Autant que possible, quand vous répondez, évitez d’avoir l’air apeuré ou même de sourire. Dans l’esprit des petites brutes, une personne qui sourit est une personne gentille et la gentillesse est signe de faiblesse.
Avertissement : il y a peu de chances pour que ces techniques marchent du premier coup. Ce n’est pas de votre faute : la personne qui vous harcèle a juste un problème. Persévérez. Entraînez-vous à parler fort, à prendre un ton calme, tenez-vous droit et regardez le bully dans les yeux. Réservez-vous un bon moment de détente pour décompresser tous les jours, après l’école. Ensuite, entraînez-vous, même cinq minutes, à parler calmement et avec assurance.
Eventuellement, enregistrez les insultes et les propos désobligeants avec votre téléphone portable. Ça vous fera une preuve si vous voulez porter plainte.
L’auto-défense physique
Il y a une histoire qui me hante, celle de la petite Noélanie. Harcelée à huit ans, elle devait subir des actes de harcèlement de la part d’enfants de son âge, dont des strangulations. Prévenue, les membres du corps enseignant l’ont punie pour avoir rendu les coups. La petite fille est morte peu après d’un œdème cérébral.
Or, de l’avis général, Noélanie n’était pas du tout une enfant violente. Au contraire, c’était une pacifiste au cœur tendre qui rêvait de changer le monde. On lui reprochait de pratiquer la légitime défense, ce qui était franchement stupide. Je le répète, je suis contre la violence gratuite. Seulement, essayer de sauver sa peau, ce n’est pas de la violence gratuite.
Ce que je vais écrire va sûrement être contesté et critiqué mais tant pis : si on vous frappe et si vous avez envie que ça s’arrête, vous pouvez rendre les coups. Faites-le de façon proportionnée et n’attaquez pas le/la premièr(e). Vous avez le droit de vous défendre : inutile de vous retrouver avec dix bleus quand vous en avez déjà deux. Eventuellement et si vous aimez le sport, apprenez un sport de combat ou un art martial : cela vous aidera à mieux contrôler votre stress et votre respiration.
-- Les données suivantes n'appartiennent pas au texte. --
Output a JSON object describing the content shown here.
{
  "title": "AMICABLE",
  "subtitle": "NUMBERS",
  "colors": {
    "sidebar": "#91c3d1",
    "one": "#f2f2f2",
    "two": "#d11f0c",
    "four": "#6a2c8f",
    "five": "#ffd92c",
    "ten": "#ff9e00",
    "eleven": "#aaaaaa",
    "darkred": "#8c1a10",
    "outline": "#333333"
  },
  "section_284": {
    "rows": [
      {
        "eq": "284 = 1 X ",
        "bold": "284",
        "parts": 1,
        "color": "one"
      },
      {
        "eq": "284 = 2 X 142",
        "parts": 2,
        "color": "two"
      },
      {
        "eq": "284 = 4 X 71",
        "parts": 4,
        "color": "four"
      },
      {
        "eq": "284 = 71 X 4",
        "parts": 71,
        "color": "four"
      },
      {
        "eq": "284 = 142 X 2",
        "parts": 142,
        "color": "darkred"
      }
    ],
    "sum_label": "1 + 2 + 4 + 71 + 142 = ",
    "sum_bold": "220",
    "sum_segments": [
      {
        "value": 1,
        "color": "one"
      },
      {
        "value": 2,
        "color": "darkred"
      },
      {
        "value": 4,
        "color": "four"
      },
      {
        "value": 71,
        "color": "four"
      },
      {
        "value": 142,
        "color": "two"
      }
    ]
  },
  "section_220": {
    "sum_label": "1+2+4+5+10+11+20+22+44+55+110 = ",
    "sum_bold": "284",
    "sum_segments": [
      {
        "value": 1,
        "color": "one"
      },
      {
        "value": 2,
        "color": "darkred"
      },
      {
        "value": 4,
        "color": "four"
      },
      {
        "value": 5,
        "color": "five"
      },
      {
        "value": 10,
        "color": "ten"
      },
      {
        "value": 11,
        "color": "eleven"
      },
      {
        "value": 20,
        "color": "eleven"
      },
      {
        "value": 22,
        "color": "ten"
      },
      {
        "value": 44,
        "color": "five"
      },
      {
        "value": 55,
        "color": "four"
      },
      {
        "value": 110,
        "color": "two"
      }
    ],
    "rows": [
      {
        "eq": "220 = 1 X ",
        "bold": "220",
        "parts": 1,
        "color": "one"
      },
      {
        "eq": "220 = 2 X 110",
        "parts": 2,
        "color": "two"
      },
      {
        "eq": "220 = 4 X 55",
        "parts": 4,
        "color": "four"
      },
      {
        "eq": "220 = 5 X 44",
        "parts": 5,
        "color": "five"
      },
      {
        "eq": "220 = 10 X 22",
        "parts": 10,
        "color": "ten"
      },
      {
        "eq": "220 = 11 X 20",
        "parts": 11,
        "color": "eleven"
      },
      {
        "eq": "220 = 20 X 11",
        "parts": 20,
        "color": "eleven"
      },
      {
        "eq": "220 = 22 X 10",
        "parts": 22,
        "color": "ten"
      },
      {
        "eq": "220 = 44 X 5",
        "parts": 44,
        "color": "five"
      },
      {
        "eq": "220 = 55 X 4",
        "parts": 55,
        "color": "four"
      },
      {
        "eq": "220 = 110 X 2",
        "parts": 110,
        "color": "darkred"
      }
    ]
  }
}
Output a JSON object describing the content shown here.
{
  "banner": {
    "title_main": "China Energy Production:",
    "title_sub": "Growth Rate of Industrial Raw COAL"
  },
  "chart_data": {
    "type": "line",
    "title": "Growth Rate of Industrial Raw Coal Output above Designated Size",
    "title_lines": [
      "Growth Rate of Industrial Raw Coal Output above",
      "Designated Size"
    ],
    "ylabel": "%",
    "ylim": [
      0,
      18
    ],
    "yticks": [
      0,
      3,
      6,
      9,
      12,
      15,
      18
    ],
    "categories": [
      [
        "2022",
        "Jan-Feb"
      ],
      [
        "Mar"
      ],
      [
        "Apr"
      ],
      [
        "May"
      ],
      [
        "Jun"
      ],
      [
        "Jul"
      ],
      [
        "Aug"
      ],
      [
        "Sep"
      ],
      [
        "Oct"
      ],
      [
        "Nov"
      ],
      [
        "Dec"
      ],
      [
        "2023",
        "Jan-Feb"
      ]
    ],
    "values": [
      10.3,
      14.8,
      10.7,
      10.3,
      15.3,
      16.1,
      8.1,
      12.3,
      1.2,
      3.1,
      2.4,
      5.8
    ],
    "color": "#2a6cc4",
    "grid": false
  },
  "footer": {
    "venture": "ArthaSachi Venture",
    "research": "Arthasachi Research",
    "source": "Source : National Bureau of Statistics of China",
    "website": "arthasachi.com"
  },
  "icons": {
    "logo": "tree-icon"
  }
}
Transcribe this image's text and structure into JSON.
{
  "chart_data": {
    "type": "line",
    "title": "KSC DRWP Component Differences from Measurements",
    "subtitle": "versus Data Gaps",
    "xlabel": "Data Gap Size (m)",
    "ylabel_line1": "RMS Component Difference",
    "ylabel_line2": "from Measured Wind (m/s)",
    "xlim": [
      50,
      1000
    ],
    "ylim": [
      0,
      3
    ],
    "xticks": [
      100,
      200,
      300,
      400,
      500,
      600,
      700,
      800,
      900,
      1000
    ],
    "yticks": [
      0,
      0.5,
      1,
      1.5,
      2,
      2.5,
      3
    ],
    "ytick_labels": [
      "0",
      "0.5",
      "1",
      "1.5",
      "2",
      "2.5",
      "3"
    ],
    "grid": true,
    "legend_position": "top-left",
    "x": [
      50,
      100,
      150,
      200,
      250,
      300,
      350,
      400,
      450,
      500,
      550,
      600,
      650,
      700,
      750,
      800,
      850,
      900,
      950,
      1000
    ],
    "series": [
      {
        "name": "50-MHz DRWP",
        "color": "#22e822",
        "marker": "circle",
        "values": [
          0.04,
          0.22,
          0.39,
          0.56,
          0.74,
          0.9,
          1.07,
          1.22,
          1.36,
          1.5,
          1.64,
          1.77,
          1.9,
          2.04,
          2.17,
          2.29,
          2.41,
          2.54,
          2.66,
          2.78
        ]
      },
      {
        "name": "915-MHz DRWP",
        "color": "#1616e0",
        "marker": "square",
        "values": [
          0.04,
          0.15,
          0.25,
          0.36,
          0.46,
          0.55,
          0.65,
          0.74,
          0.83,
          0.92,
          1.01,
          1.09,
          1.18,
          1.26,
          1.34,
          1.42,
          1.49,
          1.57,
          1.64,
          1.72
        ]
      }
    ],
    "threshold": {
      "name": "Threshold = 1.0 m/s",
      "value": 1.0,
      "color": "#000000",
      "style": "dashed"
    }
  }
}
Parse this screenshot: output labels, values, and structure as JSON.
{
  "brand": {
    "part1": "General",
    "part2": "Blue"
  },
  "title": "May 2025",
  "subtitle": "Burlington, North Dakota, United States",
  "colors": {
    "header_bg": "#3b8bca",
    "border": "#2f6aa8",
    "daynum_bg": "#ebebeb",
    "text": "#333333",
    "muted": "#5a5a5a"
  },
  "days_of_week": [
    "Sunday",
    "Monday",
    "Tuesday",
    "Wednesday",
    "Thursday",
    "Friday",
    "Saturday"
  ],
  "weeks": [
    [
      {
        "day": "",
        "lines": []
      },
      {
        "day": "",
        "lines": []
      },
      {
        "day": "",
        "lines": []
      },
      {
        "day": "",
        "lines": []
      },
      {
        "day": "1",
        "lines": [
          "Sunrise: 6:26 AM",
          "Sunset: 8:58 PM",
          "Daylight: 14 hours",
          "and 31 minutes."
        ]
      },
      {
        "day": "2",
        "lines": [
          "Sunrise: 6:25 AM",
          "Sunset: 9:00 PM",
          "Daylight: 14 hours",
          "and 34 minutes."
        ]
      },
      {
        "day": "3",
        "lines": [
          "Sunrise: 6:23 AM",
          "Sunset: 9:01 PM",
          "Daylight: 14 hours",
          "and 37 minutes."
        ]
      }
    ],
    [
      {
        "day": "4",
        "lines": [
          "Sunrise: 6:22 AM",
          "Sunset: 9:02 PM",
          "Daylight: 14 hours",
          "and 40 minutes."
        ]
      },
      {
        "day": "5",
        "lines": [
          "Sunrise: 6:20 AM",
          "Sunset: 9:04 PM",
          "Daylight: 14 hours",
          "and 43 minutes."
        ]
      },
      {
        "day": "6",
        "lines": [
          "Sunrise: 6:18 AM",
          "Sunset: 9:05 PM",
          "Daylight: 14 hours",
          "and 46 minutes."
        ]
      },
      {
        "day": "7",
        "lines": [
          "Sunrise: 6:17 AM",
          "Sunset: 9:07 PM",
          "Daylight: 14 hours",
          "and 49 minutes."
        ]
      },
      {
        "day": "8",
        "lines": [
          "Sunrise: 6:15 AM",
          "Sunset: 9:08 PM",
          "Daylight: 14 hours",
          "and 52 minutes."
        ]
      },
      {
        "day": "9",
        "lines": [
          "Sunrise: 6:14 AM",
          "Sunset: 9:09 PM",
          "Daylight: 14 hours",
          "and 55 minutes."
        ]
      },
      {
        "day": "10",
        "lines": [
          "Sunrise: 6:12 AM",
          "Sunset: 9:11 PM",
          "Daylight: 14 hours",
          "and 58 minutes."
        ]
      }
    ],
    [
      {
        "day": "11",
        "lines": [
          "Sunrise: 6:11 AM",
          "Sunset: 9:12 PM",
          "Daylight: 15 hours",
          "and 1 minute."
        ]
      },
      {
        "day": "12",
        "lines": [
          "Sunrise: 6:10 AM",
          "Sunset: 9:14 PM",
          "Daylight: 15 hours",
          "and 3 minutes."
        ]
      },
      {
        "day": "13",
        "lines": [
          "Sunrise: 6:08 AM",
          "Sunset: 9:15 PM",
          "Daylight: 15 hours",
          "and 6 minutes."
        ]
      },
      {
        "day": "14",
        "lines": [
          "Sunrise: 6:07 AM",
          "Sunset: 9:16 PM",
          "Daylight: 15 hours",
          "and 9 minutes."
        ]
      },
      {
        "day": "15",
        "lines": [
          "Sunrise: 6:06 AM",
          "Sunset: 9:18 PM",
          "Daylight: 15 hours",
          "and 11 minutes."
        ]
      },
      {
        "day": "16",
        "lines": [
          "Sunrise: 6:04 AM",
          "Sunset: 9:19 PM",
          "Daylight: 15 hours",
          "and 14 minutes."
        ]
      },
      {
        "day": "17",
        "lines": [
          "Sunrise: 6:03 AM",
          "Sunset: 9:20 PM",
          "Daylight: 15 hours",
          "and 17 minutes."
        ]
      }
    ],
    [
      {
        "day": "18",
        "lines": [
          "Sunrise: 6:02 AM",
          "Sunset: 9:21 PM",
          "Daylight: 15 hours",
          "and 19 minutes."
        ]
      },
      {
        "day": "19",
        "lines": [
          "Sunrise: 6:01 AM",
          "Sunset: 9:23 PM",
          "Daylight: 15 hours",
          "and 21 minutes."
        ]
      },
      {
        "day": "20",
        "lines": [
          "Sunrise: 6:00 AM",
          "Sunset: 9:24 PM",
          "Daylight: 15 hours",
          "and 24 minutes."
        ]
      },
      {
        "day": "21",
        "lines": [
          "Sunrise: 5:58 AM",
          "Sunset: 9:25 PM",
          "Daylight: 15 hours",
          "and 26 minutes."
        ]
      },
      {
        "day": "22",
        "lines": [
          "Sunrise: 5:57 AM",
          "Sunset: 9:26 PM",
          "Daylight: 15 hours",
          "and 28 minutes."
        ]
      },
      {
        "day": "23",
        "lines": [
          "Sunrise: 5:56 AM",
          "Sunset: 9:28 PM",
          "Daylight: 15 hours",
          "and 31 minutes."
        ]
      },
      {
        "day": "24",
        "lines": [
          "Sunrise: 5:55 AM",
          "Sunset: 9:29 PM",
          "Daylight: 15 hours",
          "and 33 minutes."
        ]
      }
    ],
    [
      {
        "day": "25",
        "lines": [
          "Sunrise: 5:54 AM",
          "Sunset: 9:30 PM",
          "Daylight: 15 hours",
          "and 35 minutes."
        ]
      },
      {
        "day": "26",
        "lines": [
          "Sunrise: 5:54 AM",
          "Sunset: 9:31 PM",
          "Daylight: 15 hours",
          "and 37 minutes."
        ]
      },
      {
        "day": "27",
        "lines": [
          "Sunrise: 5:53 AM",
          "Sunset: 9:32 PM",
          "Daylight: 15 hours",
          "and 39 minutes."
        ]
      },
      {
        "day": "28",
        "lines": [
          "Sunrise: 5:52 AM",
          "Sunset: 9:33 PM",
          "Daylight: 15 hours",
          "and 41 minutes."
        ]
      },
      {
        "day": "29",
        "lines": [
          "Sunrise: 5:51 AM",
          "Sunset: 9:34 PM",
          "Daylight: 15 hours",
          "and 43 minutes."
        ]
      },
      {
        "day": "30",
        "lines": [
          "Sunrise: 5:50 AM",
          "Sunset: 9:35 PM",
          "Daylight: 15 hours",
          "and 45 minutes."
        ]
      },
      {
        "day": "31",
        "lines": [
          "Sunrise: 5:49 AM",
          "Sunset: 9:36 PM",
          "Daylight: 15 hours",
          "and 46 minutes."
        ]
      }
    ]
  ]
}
Je ne vais pas vous mentir : après avoir rendu les coups, il est possible et même probable que vous allez vous retrouver dans le bureau du principal, avec le bully qui pleurniche en disant que vous l’avez attaqué sans raison. Accrochez-vous. Expliquez bien que c’est lui/elle qui vous a agressé(e) et que ce que vous avez fait s’appelle de la légitime défense. Dites-lui que vous avez gardé des preuves du harcèlement et que vous pouvez les lui montrer. Encore une fois, entraînez-vous à parler calmement et/ou préparez un petit discours (Monsieur, X. m’a poussée à bout. Cela fait une semaine qu’il essaie de me tripoter à chaque fois qu’il me croise dans les couloirs. Je me suis défendue, c’est tout).
Evidemment, on va vous reprocher d’avoir utilisé la violence au lieu de dénoncer votre agresseur. Répondez franchement, par exemple en disant :
- Evidemment, je n’ai pas eu le temps de le dénoncer. Il m’a agressé il y a cinq minutes.
- X. a menacé d’aller faire ceci ou cela si je le dénonçais. J’ai essayé de régler ça tout seul.
- Au début, elle m’a seulement insultée. Je ne pensais pas qu’elle irait jusqu’à me frapper.
Vous risquez de vous prendre une heure de colle, d’accord. Et alors ? Cela vaut mieux que de se laisser agresser. Affirmez-vous. Si une autre personne est harcelée en même temps que vous, faites équipe avec lui/elle. Vous avez le droit d’exister autant que n’importe qui.
Au passage, les filles seront peut-être davantage blâmées de s’être défendues. De nos jours, un garçon qui se sert de ses poings passe pour un « vrai mec » (j’aime pas cette expression, insultante pour tous les garçons qui n’aiment pas la violence) tandis qu’une fille qui répond à un attouchement par un coup de poing est vite traitée de « furie » ou « d’hystérique ». On va peut-être vous reprocher de vous être défendues. Seulement, ça n’a aucun sens : on est au 21ème siècle, après tout. Toutes les filles/femmes ne peuvent pas se permettre de prendre l’air fragile et d’appeler le prince charmant au secours dès qu’il y a un problème. Essayez un peu de penser à ces héroïnes fortes et indépendantes qu’on voit à la télé ou dans les livres, comme Buffy Sommers, Katniss Everdeen ou Ellen Ripley. Si elles se défendent quand on les agresse, pourquoi pas vous ?
Enfin, et j’insiste sur ce point, n’utilisez la violence qu’en tout dernier recours et ne vous contentez pas de rendre les coups. Gardez une trace écrite de ce qui se passe, conservez toutes les preuves et demandez de l’aide à un adulte de confiance. Insistez. Se défaire d’un harceleur n’est jamais facile mais il vous faut persévérer. Eventuellement, portez plainte ou demandez à changer d’établissement. Vous avez droit à la sécurité.